This collision has fueled the rise of a reliability premium, an uncapped price on guaranteed 24/7 power. That premium shows up both directly and indirectly. It’s visible in price spikes during grid stress, like when Texas hit the $5,000/MWh cap during a heat wave. It also appears more subtly too, like in higher insurance premiums or premium rents for buildings with better power resilience.

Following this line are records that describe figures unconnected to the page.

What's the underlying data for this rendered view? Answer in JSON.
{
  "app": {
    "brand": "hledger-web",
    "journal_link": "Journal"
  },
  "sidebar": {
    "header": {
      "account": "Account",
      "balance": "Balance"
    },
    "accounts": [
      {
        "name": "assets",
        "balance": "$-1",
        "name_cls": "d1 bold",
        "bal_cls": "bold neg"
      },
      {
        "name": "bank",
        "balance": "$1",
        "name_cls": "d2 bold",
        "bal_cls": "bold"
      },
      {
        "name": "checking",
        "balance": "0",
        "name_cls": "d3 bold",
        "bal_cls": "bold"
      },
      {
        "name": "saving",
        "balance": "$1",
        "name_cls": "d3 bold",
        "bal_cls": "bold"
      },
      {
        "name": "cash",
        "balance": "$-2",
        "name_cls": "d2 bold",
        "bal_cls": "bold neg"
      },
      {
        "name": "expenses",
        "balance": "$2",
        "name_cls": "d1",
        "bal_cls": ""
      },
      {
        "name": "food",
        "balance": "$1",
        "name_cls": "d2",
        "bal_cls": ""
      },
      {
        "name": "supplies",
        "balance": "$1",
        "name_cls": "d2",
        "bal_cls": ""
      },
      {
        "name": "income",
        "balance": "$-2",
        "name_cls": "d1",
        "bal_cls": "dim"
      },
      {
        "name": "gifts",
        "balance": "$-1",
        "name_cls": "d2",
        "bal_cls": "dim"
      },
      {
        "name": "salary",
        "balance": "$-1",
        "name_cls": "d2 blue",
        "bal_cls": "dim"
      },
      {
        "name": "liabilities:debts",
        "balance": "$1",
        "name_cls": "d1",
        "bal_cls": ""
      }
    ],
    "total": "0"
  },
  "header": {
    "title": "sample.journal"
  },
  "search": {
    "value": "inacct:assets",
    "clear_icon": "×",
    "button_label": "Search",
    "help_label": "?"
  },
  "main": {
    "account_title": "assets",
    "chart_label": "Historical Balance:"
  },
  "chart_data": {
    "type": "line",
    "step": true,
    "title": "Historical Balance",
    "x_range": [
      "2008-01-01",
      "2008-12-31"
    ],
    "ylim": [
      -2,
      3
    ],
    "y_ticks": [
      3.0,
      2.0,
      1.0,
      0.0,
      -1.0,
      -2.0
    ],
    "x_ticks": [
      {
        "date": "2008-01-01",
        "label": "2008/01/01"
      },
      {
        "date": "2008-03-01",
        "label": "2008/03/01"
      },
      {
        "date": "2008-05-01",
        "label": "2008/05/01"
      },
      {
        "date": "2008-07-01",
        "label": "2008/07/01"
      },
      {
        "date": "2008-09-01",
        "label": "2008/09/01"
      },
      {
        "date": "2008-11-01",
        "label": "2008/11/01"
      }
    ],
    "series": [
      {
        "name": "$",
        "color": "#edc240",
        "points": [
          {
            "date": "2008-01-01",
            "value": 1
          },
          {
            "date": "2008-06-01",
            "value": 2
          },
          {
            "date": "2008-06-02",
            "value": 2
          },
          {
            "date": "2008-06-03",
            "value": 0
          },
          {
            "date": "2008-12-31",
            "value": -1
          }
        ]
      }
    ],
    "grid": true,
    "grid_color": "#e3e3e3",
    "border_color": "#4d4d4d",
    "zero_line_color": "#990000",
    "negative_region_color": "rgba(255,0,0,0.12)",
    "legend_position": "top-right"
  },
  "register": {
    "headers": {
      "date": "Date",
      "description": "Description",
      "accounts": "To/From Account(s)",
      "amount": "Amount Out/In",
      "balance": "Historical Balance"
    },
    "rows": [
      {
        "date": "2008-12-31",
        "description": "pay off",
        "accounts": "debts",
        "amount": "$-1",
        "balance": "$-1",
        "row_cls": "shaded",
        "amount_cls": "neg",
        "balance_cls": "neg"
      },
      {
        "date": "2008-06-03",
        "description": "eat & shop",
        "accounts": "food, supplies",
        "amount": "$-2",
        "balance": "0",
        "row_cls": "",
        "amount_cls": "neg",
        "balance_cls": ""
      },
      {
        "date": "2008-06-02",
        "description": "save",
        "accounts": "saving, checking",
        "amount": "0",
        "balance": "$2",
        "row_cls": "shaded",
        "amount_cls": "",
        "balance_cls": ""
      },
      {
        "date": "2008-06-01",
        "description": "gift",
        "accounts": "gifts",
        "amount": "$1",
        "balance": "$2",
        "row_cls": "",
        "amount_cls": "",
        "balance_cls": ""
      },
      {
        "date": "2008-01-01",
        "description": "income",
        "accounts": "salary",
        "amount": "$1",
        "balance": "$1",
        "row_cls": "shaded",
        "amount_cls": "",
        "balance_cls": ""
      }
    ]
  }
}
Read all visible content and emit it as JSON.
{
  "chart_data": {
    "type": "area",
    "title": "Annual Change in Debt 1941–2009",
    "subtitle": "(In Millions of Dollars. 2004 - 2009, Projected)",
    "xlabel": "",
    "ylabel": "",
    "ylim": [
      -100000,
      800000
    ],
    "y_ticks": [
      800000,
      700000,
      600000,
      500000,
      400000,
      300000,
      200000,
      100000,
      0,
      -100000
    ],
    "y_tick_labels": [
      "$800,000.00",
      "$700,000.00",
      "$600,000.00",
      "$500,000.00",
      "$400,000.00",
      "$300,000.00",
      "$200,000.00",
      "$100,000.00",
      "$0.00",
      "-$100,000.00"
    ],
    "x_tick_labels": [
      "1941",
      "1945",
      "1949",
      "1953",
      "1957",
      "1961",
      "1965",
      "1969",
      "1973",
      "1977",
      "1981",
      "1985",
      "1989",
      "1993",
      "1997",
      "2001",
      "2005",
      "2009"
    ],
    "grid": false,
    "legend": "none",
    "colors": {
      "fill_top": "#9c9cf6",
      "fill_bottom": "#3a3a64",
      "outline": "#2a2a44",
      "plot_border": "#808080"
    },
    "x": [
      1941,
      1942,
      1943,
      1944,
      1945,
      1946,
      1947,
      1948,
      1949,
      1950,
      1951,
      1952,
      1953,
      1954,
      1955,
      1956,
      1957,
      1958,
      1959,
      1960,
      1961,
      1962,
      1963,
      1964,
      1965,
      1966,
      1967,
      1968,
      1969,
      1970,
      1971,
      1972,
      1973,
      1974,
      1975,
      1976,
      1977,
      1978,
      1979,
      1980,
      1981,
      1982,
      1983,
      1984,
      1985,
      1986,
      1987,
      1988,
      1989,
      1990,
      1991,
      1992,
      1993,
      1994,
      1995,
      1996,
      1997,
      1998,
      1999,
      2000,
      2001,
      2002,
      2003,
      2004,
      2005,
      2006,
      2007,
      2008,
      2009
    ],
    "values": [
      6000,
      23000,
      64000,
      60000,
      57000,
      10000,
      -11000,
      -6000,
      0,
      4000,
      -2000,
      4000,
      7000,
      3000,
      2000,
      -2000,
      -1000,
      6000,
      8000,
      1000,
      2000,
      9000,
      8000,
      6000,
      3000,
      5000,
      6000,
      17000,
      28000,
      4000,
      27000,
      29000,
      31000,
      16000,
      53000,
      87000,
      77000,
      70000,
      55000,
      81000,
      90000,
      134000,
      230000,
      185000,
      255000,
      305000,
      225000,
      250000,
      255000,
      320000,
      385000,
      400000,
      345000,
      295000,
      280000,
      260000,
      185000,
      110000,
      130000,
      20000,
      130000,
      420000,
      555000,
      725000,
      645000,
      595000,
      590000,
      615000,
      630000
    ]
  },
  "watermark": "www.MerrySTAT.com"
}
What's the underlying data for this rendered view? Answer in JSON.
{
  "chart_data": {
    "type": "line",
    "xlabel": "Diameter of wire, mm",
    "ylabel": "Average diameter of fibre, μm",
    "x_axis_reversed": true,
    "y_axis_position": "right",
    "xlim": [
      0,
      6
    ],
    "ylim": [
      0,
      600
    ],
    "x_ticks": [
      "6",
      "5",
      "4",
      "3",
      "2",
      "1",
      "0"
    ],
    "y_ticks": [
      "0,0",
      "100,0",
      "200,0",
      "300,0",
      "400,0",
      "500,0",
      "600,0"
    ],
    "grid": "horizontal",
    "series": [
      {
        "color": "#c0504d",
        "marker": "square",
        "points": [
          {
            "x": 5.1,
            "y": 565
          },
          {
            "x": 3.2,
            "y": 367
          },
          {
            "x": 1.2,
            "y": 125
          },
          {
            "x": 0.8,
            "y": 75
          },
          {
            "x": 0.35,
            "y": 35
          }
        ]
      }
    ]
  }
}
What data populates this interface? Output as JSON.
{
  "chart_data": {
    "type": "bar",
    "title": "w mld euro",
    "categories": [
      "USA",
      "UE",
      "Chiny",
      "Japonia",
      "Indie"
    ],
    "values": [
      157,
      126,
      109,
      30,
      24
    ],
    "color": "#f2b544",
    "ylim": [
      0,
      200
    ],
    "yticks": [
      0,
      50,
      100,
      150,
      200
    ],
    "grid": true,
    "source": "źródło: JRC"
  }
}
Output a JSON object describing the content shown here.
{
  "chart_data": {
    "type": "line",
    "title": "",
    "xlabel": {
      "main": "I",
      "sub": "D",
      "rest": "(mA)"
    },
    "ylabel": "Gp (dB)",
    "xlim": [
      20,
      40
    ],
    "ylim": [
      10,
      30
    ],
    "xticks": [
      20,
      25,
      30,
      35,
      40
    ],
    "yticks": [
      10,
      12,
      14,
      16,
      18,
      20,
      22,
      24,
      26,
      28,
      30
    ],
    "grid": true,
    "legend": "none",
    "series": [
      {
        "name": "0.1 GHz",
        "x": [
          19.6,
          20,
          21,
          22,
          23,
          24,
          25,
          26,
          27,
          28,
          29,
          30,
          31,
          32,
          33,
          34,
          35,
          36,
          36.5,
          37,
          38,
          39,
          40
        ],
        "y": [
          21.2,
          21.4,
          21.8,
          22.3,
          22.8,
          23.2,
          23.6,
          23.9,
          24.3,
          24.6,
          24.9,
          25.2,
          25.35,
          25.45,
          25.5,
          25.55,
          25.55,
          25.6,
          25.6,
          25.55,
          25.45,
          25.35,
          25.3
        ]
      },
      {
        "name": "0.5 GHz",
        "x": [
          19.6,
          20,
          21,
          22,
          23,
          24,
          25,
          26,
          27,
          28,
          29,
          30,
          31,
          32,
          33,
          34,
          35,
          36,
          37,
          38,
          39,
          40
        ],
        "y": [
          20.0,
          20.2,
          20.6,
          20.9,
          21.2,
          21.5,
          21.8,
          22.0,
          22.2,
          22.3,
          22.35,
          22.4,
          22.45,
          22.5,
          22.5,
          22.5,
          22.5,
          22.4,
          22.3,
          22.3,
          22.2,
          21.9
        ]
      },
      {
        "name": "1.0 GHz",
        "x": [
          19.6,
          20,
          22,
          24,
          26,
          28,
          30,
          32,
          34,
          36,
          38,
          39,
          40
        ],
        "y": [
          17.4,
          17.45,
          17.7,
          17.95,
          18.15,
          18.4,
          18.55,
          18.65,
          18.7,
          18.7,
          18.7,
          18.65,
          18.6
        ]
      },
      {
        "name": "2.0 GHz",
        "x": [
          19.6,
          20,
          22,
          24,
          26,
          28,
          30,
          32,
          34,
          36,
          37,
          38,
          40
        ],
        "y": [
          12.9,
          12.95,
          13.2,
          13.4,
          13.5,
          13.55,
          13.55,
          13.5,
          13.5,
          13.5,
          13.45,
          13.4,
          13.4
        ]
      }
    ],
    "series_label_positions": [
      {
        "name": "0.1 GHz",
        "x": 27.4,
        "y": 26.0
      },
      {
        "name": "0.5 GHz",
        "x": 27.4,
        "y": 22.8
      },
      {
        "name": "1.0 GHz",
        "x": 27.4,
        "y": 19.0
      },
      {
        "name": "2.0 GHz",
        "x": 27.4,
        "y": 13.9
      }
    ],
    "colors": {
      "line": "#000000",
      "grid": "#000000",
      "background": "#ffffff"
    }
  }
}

Big tech has already demonstrated willingness to pay for this premium. Just last month, Meta signed a 20-year power purchase agreement with Constellation to underwrite the 1.1 GW Clinton nuclear plant in Illinois. While terms weren’t disclosed, Meta effectively locked in a guaranteed block of always-on, zero-carbon megawatts through 2047.
The Capital Flow Towards Reliability
So why is so much capital pouring into compute while the grid that powers it remains underfunded?
1. Capital chases scarcity. In 2025, investors see compute as the rarest, high-value bottleneck commodity, and are funding it accordingly. That’s why billions flow into AI startups.
2. More compute means more capacity. Every dollar invested in LLMs drives downstream demand for chips, cooling, and megawatts. The digital boom creates a heavy physical burden (e.g. dense racks, thermal loads, backup systems) that lands on an aging grid.
3. Legacy infrastructure strains under pressure. As demand, extreme weather, and price volatility increases, so do the costs of stress events. Utilities pass these costs along through higher customer rates, regulatory bailouts, or rising insurance premiums for outage losses.
4. Rising reliability costs open opportunity (if packaged right). As power costs rise and uptime becomes a business critical need, capital will shift toward those who turn reliability into a product. The market rewards startups that monetize certainty. In this case, that is those building the safety net for a stressed grid.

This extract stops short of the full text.